With summer fast approaching, many of our spring blooming plants are busy setting seed.  As much of this property is natural woodland, the vast majority of plants growing here were not intentionally planted.  Some are natives, others are foreign invaders.  However, as we intend to gradually remove unwelcome, introduced species, and restore native species to the property, we knew we first had to be able to identify the plants that are currently calling Curbstone Valley home.

Many plants here in winter are either dormant, or nondescript in their appearance.  However, watching them closely this spring during their natural bloom cycles has helped us to identify a number of native species that are already well established here.  We now have the promise of more of these native plants next spring.

Calochortus albus (Fairy Lantern)

Three-winged seed capsule of Calochortus albus

Ceanothus thrysiflorus (Wild Lilac)

Developing seed clusters of Ceanothus thrysiflorus

Clintonia andrewsiana (Western Bluebead-lily)
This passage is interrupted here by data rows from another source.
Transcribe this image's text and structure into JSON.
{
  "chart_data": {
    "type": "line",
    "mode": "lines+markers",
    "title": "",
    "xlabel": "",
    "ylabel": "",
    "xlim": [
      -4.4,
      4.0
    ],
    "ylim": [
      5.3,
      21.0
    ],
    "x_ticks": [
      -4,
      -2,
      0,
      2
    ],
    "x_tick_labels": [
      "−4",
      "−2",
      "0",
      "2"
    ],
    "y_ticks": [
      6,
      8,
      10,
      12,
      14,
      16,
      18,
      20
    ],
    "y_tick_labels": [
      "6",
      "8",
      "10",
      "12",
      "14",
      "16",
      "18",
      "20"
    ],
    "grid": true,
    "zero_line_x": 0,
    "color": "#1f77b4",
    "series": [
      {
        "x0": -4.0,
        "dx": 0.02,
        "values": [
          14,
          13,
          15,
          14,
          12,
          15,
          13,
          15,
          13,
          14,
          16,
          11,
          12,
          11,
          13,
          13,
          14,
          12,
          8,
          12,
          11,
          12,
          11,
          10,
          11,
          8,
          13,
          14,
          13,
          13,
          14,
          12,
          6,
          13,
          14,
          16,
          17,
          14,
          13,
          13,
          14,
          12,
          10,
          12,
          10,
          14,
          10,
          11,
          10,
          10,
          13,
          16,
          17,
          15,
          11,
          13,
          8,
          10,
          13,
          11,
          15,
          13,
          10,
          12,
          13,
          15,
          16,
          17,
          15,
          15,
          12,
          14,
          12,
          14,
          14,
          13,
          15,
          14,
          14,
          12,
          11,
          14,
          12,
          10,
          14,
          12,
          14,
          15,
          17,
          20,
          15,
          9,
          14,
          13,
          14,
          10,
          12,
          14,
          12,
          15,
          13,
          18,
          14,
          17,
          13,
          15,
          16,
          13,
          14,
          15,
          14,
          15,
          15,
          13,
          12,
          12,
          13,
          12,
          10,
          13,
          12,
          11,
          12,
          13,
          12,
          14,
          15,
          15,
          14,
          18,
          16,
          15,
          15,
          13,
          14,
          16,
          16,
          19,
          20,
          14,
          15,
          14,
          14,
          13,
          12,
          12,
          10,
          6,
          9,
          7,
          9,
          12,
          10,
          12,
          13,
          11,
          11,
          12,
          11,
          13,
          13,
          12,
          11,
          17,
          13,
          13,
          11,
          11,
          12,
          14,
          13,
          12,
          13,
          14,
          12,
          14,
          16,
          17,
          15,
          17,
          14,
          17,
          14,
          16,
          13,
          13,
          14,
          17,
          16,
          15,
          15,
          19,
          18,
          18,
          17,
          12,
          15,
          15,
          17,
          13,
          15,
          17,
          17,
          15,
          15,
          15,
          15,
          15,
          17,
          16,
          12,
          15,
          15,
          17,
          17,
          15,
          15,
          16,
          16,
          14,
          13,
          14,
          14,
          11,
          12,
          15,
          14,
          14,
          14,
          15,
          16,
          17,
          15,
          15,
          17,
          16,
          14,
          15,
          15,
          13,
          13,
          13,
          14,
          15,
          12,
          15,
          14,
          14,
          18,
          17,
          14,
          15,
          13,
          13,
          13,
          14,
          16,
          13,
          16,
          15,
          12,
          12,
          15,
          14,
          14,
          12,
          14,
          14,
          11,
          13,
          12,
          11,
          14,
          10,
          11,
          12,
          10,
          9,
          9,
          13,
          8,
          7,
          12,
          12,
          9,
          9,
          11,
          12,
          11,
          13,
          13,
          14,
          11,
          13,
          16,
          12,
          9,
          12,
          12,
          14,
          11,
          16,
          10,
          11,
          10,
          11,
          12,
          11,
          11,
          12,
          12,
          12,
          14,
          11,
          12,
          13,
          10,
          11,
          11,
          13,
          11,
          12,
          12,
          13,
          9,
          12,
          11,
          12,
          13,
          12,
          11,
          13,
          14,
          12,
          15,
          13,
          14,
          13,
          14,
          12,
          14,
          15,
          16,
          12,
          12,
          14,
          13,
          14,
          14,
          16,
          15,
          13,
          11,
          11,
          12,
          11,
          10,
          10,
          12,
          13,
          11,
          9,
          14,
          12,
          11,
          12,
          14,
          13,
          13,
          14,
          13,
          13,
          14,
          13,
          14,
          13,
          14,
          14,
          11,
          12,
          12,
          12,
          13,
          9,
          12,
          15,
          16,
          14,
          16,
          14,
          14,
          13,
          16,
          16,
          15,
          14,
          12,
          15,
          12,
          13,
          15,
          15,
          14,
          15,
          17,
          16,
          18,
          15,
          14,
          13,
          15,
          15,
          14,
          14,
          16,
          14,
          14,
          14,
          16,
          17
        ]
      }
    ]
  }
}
The seed capsules of Clintonia andrewsiana will become cobalt blue with age

Corallorhiza maculata (Summer Coralroot)

Corallorhiza maculata, a native orchid, has many developing seed pods

Iris fernaldii (Fernald’s iris)

We intend to try propagating Iris fernaldii from seed

Lathyrus vestitus (Pacific pea)

Lathyrus vestitus is setting many seed pods this spring

Rosa gymnocarpa (wood rose)

Our native wood rose, Rosa gymnocarpa, has set a few hips

Salvia mellifera (black sage)

Our black sage, Salvia mellifera, appears to be done blooming

Trillium ovatum (Western Wake Robin)

When sown, Trillium ovatum seeds can take 7 years or more before they produce blooming plants

Viola glabella (Stream Violet)

The stream violets, Viola glabella, have set seed

Viola ocellata (Two-Eyed Violet)

One of two species of violet here, Viola ocellata has set many seed pods like this

For some of these species, as they’re already content to grow here with minimal care, we hope to collect some seed and try propagating them ourselves.  Then hopefully we can replant them in areas cleared of aggressive or invasive non-native species.   This is by no means a comprehensive list of all the native plants growing here, and no doubt there are still a few as yet undiscovered lurking in our woodland.

Tomorrow though, we’ll introduce you to a group of undesireables that are also setting seed, that will keep us very busy over the coming years as we endeavor to persuade them to leave.

Convince me that you have a seed there,
and I am prepared to expect wonders.